Valor econômico, v. 17, n. 4363, 18/10/2017. Brasil, p. A5.

 

 

Repasse da Lei Kandir pode ser atrelado a investimento

Fabio Graner

18/10/2017

 

 

O relator da comissão especial que discute regulamentar as compensações da Lei Kandir, senador Wellington Fagundes (PR-MT) disse ao Valor que considera a possibilidade de vincular eventuais aumentos nos repasses da União a investimentos em infraestrutura. A ideia está em uma versão preliminar de relatório, em fase de elaboração, a partir das discussões com o governo federal e com os Estados.

"É um assunto que estamos estudando. É uma possibilidade que estamos considerando porque poderia até ter mais apoio do governo federal", disse Fagundes. "Qualquer Estado precisa de infraestrutura, estradas, ferrovias, principalmente nas novas fronteiras agrícolas", disse o parlamentar. Anteontem, ele voltou a discutir a questão dos ressarcimentos da lei Kandir em audiência pública da comissão mista, realizada na assembleia legislativa do Rio Grande do Sul.

Por determinação do Supremo Tribunal Federal (STF), o Congresso precisa regulamentar os critérios e as regras de compensação relativas à desoneração das exportações estabelecida nos anos 90 pela Lei Kandir. Todo ano, o tema enseja disputa entre os Estados e o governo federal sobre o volume de repasses que a União deve fazer. Já houve anos em que sequer houve pagamentos pela União.

Fagundes diz buscar a construção de um texto que consiga alinhar as demandas dos Estados e a restrição fiscal da União, que se tornou mais grave nos últimos anos. O senador afirma que não quer ter um texto que, caso seja aprovado no Congresso, venha a ser vetado pelo Executivo e, no limite, judicializado, mantendo o problema sem solução.

O problema é que não há ainda qualquer sinal de acordo entre as partes. O ministério da Fazenda sinaliza concordar em colocar na lei um repasse próximo de R$ 4 bilhões por ano, que na prática é o que tem acontecido nos últimos anos. Fagundes considera uma evolução que a equipe econômica já aceite que o repasse seja impositivo. Os Estados, por sua vez, apontam que os repasses devidos seriam da ordem de R$ 40 bilhões anuais, valor considerado inviável pela Fazenda federal.

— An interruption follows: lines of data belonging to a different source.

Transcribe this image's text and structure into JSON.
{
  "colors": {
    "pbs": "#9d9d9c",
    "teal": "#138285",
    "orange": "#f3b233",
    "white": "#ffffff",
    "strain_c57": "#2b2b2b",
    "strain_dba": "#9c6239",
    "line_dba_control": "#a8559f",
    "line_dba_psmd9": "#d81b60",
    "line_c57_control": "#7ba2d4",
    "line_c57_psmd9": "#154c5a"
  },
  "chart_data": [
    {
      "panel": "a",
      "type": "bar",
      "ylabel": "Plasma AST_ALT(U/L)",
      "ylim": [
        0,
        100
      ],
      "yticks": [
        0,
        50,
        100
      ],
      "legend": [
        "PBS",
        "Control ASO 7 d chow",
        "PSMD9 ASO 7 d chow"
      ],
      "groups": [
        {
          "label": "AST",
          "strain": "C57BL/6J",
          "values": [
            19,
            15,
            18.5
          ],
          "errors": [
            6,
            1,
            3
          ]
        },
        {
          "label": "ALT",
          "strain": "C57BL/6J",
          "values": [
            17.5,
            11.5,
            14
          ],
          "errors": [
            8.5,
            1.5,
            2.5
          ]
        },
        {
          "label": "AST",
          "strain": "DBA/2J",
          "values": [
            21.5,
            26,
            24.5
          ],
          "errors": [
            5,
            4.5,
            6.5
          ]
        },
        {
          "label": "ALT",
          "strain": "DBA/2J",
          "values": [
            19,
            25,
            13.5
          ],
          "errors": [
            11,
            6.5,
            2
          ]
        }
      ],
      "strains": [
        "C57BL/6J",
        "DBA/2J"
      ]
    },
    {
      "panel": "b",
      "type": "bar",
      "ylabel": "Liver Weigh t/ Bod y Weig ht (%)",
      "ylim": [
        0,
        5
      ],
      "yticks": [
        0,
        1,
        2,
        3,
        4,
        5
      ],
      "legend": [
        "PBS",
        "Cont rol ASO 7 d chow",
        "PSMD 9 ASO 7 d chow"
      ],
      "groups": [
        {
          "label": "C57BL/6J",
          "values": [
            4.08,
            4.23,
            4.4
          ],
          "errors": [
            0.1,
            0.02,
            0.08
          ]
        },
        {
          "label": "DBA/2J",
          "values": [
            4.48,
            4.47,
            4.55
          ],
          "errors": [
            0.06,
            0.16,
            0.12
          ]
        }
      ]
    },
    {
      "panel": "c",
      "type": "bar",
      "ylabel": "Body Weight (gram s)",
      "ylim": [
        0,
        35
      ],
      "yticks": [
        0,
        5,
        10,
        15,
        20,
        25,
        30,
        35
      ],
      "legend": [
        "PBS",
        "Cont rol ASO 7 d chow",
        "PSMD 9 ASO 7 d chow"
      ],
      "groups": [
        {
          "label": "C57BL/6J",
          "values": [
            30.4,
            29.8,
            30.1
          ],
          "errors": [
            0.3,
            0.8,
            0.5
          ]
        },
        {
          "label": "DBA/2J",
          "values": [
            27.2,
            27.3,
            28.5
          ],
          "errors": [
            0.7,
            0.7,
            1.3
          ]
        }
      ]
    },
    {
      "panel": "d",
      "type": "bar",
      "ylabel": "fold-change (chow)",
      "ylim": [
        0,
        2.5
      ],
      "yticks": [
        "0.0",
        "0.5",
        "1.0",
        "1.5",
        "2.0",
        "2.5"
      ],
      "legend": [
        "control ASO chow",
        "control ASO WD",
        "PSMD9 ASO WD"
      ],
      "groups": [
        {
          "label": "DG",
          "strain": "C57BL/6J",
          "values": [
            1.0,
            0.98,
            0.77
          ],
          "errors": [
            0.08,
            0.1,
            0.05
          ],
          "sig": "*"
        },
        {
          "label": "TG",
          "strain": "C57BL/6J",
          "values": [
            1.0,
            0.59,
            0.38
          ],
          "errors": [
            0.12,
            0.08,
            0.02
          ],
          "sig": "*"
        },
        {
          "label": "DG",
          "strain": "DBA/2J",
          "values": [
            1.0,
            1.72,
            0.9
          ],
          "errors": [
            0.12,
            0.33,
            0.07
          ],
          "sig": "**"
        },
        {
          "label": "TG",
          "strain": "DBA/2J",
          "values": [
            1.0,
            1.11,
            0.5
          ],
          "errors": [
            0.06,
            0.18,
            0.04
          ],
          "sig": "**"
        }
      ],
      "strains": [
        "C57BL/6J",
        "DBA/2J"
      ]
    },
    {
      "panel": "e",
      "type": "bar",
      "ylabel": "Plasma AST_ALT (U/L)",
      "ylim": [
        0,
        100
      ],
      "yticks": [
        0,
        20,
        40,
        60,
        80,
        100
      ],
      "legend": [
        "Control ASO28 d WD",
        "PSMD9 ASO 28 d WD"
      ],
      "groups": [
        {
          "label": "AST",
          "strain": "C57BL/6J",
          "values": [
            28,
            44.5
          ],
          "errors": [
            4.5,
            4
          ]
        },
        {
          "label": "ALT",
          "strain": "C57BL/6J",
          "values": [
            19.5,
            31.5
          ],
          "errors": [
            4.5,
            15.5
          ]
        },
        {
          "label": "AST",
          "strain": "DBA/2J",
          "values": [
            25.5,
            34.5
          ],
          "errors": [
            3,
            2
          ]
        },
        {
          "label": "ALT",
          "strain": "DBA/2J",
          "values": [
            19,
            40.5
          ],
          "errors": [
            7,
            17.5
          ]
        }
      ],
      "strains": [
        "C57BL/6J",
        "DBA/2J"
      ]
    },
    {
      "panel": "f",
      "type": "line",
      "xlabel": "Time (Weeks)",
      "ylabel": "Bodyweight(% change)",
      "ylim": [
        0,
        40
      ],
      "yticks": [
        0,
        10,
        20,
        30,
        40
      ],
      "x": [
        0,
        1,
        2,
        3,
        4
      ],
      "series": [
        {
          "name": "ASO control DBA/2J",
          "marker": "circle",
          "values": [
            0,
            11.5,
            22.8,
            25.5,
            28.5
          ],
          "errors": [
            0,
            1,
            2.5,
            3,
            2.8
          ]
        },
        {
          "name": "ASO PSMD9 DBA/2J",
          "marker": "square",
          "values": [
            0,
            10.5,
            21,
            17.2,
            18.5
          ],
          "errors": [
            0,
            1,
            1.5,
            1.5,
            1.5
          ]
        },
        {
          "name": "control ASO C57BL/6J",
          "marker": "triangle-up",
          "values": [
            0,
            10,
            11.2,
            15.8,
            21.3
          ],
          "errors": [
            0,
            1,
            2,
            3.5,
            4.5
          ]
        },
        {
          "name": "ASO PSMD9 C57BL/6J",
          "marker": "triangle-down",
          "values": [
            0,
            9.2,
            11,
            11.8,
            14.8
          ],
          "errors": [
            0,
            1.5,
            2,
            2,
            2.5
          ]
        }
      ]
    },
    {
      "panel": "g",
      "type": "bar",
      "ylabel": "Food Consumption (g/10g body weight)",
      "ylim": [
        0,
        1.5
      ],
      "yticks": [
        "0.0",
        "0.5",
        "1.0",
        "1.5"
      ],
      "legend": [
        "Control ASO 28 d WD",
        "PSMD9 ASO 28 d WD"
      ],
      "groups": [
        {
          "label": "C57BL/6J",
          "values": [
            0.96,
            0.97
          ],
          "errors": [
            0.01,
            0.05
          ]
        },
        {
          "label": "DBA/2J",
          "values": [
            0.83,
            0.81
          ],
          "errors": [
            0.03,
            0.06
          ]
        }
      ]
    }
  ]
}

Nesse ambiente, o senador considera a possibilidade de colocar no seu relatório, previsto para ficar pronto até o fim deste mês, que os repasses da União aos Estados tenham crescimento gradual ao longo do tempo, à medida que diminua a restrição fiscal do país. E quer atrelar este aumento aos investimentos na infraestrutura, de forma que os recursos não banquem elevação de despesas de custeio e obrigatórias. Fagundes ressalta que ainda não tem decisão final tomada, o que depende de uma série de reuniões sobre o tema nas próximas semanas.

O prazo para o Congresso deliberar termina no próximo mês. Após a votação do relatório na comissão especial, a discussão passará pelos plenários da Câmara e do Senado. Se o Congresso não resolver, o STF determinou que o Tribunal de Contas da União (TCU) estabeleça os critérios e os valores de repasses para os Estados, o que, de acordo com o senador, pode levar mais de um ano para ocorrer, empurrando uma solução para 2019.

A discussão sobre a lei Kandir inclui outro aspecto com poucas chances de prosperar: a regularização do passado. Os Estados alegam que têm cerca de R$ 500 bilhões a receber da União, que não reconhece a dívida e não aceita sequer discutir o tema. Os governos regionais gostariam de fazer um "encontro de contas", abatendo esse suposto crédito da dívida que têm com a União. Fagundes reconhece que há muita dificuldade de avançar nesse ponto e avalia apenas a possibilidade de colocar na lei um comando que obrigue as duas partes a negociarem uma solução sobre o passado.

O senador avalia também que não cabe nesse contexto discutir uma tributação sobre exportação dos produtos básicos, para recompor a base de arrecadação dos Estados e fomentar a exportação de produtos mais elaborados. Para ele, a discussão é válida, mas deve ser feita no âmbito da reforma tributária e não nesse projeto.

Fagundes ponderou ainda que uma tributação sobre exportações de básicos pode afetar a competitividade desses produtos e prejudicar os produtores brasileiros, que investem em tecnologia para aumentar sua produtividade.